To ma być żart?
"Ceny, które napotkałam, zaczynały się od około 450 zł za tydzień i sięgały choćby 750 zł, co w przypadku półkolonii odbywających się lokalnie, w godzinach od 8 do 16, z podstawowym obiadem i bez żadnych wyjazdów czy specjalistycznych zajęć, wydaje się przesadą.

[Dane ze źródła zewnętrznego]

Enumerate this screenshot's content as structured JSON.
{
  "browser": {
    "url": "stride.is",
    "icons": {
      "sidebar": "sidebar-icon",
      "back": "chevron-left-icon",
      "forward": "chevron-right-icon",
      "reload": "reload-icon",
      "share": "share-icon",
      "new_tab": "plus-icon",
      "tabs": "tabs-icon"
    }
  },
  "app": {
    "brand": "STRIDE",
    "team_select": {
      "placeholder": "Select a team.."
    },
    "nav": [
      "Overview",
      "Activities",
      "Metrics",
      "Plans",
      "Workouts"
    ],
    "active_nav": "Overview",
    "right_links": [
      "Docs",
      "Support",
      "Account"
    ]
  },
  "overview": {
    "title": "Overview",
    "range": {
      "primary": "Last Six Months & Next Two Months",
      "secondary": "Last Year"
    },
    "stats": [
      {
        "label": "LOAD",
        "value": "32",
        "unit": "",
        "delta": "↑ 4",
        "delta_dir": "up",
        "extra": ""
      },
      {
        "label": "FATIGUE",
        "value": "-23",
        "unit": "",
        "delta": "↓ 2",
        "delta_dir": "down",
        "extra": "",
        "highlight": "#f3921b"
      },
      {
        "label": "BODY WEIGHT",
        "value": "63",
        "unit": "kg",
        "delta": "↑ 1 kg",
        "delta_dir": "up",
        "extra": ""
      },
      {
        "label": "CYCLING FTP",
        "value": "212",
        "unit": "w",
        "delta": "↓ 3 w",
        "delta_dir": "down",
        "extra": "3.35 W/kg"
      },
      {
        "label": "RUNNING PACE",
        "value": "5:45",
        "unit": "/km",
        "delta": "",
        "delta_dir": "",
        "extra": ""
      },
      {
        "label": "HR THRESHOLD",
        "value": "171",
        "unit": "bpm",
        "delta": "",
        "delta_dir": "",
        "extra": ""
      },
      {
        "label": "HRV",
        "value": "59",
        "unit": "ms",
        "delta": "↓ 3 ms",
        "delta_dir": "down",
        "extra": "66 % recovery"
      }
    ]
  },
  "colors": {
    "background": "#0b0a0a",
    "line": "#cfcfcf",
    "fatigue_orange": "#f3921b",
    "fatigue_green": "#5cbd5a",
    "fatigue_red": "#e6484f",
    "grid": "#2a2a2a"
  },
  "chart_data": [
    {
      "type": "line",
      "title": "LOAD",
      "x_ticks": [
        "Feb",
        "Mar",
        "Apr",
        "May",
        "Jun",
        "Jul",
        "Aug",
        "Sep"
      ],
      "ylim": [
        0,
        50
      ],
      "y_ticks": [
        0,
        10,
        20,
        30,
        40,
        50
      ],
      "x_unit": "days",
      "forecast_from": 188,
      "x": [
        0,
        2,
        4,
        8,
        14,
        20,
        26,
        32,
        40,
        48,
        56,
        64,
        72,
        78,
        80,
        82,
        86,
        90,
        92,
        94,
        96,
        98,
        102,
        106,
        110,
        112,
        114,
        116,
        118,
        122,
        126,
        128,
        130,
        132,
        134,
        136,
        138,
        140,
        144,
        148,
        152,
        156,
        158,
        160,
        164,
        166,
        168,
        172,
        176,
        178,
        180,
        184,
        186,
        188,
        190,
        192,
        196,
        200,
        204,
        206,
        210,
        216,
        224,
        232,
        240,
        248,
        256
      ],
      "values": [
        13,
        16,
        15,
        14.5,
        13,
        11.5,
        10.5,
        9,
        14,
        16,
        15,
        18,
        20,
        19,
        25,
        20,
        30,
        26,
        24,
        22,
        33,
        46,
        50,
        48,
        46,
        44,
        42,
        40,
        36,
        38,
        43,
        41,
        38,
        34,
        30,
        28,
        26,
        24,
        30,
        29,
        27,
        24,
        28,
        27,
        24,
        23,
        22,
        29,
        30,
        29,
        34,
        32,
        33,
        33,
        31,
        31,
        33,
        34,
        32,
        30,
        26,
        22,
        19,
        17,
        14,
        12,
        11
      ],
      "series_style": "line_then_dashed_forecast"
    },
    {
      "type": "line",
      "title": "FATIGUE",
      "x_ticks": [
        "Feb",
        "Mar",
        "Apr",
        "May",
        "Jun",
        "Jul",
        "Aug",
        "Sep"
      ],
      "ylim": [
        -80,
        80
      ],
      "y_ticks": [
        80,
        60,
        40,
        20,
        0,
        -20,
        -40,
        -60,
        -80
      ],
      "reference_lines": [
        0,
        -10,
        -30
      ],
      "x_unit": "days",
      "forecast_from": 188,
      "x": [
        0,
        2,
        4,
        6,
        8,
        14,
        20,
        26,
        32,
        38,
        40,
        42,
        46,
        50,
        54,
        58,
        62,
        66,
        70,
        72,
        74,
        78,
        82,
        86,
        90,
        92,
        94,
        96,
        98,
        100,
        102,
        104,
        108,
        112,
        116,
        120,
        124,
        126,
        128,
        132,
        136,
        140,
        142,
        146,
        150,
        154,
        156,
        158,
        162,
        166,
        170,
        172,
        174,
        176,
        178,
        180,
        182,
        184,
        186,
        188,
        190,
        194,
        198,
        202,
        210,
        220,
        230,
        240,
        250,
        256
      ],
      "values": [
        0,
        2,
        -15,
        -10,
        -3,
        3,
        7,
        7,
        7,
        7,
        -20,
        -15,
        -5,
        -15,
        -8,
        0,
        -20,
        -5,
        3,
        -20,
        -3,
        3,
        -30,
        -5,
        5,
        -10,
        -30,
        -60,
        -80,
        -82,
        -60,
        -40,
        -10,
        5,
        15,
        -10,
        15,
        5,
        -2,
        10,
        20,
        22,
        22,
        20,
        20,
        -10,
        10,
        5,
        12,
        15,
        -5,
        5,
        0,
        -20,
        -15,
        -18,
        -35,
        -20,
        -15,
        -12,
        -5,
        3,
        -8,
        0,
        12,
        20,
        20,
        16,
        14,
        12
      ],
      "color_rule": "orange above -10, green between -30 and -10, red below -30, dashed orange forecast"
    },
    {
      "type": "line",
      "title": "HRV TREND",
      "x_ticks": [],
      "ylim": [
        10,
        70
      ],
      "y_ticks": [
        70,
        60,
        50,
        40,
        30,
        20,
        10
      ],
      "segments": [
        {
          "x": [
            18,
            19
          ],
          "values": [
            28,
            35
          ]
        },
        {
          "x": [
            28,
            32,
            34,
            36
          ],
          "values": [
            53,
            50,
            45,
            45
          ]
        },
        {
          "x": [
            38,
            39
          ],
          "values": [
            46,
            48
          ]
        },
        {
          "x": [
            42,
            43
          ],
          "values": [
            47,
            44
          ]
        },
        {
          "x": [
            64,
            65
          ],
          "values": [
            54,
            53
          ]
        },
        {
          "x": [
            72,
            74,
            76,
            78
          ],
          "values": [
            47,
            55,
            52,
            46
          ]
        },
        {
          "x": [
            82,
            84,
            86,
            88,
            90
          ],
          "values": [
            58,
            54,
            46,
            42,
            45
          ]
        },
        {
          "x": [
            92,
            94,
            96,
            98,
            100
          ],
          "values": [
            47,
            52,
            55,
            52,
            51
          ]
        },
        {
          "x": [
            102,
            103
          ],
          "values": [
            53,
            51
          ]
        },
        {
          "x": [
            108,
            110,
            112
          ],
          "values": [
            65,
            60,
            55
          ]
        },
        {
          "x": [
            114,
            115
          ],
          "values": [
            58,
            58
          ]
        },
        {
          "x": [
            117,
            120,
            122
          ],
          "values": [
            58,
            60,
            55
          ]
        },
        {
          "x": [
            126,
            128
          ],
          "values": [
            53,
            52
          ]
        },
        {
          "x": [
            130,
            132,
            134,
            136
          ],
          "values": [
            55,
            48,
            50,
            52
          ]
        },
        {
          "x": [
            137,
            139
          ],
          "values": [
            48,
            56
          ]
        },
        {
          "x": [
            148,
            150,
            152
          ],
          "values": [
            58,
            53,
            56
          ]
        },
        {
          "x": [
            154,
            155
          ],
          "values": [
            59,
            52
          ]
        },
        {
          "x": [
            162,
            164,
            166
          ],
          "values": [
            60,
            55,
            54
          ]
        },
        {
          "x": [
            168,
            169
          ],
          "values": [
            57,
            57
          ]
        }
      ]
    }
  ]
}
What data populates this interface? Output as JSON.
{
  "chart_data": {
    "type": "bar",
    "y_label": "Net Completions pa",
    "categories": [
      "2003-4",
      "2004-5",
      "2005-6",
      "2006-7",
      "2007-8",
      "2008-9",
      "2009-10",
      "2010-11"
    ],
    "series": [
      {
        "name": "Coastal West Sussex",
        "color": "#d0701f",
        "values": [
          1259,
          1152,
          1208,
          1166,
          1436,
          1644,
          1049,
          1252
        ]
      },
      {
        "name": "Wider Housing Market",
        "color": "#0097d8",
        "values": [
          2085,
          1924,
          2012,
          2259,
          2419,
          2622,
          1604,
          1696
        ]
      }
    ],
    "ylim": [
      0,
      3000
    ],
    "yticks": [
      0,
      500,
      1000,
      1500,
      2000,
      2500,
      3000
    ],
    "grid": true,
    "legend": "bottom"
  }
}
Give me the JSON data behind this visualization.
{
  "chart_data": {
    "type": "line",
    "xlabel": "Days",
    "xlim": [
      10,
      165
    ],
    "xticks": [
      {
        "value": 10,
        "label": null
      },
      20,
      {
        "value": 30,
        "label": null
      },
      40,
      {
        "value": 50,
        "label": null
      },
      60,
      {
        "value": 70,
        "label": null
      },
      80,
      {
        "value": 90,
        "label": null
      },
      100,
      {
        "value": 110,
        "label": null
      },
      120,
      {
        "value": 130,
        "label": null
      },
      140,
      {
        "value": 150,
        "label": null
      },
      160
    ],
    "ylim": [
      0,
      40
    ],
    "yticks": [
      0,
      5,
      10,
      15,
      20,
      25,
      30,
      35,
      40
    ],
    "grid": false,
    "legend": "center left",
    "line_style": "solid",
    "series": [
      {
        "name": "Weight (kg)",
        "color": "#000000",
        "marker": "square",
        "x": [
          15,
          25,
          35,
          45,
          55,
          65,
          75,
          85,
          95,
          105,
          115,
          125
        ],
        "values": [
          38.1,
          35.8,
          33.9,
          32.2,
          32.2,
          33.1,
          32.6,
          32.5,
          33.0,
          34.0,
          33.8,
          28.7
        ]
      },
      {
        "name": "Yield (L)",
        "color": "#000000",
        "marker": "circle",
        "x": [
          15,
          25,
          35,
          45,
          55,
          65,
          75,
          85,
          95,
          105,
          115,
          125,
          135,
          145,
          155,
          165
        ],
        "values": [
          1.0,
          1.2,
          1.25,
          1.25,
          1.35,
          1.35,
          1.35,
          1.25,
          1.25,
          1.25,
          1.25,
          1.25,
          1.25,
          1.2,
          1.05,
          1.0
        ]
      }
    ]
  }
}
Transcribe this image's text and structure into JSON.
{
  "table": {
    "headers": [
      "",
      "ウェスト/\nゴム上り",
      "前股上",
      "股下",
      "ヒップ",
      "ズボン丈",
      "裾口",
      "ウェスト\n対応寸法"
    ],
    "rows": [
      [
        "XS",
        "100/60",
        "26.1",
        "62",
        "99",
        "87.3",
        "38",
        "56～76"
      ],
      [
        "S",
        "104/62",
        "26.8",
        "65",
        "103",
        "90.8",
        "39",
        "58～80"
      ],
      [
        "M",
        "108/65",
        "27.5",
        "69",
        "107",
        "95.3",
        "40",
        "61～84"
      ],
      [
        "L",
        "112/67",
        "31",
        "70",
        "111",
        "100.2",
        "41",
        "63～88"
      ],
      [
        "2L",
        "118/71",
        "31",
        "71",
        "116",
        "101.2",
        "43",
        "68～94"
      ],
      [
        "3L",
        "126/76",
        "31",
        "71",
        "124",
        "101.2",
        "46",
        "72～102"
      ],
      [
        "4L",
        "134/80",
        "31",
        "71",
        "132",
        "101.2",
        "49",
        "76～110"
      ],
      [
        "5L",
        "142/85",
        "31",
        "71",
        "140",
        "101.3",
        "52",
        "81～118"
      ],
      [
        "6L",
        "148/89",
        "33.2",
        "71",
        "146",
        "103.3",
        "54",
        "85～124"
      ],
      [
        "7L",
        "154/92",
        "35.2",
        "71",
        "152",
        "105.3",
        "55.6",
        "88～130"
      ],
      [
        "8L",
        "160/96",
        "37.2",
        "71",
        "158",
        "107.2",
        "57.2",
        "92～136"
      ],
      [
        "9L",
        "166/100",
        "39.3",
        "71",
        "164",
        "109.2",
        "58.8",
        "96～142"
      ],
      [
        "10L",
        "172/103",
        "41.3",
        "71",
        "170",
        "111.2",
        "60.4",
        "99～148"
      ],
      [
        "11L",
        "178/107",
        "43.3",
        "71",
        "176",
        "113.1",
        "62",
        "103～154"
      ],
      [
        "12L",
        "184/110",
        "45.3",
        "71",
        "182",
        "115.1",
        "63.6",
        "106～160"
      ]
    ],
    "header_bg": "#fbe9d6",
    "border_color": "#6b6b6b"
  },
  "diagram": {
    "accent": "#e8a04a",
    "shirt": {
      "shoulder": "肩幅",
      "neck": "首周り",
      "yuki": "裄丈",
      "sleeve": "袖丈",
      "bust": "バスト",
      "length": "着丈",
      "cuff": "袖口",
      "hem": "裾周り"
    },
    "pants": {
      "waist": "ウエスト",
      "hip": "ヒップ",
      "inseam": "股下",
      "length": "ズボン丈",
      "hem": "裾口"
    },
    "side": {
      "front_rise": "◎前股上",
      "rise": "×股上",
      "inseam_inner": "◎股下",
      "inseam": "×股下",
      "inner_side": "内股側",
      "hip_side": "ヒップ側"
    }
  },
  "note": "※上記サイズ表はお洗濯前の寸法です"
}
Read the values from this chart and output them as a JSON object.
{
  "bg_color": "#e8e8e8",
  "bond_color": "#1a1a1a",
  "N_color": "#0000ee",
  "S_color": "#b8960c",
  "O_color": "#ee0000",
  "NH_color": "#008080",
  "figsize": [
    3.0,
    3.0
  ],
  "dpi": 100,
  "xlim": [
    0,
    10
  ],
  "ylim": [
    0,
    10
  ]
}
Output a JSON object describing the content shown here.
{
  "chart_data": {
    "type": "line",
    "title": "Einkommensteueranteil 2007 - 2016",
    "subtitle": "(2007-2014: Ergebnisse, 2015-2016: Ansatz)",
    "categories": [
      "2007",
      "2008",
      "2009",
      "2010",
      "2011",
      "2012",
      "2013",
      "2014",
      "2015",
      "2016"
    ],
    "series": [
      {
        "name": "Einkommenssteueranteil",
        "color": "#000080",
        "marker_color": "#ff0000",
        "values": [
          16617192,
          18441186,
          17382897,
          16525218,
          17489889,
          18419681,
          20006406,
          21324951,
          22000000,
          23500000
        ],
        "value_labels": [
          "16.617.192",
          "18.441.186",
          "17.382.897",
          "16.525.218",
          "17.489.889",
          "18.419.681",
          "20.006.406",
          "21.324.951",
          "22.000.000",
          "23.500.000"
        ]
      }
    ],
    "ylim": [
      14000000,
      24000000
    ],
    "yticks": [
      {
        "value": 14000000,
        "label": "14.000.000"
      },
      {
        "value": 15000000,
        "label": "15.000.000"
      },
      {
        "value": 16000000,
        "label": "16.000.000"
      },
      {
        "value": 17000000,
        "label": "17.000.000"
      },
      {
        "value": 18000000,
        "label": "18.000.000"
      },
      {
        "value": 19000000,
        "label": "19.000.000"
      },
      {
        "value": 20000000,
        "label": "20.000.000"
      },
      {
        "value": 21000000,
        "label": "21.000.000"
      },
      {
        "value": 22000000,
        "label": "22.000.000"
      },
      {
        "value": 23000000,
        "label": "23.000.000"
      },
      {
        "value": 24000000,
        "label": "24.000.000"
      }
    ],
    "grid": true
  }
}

Co gorsza, przy takiej cenie nie spotkałam się z ofertami, które wyróżniałyby się atrakcyjnym programem zajęć czy choćby większą różnorodnością aktywności. W wielu miejscach program jest dość ubogi: podstawowe gry i zabawy, trochę plastyki, ewentualnie wyjście do parku lub na plac zabaw. Oczekiwałam czegoś więcej – może warsztatów, które rozwinęłyby kreatywność lub logiczne myślenie, a często… niestety, to wygląda jak powielanie tego samego schematu co rok.
Na szczęście otrząsnęłam się w ostatniej chwili i zrezygnowałam z zapisu. Czułam, iż nie ma sensu przepłacać za coś, co nie wnosi dużo wartości, a równocześnie odcina od innych możliwości, które często są albo tańsze, albo bardziej rozwijające.
Coraz mocniej utwierdzam się w przekonaniu, iż półkolonie, które miały być formą wsparcia dla rodziców pracujących i sposobem na aktywne spędzanie czasu przez dzieci, stają się towarem luksusowym. Coraz trudniej znaleźć ofertę przystępną cenowo, a jednocześnie godną polecenia. Niepokoi mnie, iż coraz więcej rodzin zwyczajnie musi z takich półkolonii rezygnować, bo nie mogą sobie pozwolić na taki wydatek.
Wakacje dla dzieci nie powinny być 'usługą' tylko dla nielicznych. Powinny być dostępne i atrakcyjne dla wszystkich dziecka, niezależnie od tego, jak wyglądają finanse jego rodziny.
Bardzo liczę na to, iż rynek się zmieni, iż pojawi się więcej ofert, które będą łączyły jakość z rozsądną ceną, i iż rodzice z ulgą będą mogli planować lato dla swoich pociech, nie martwiąc się o gigantyczne wydatki".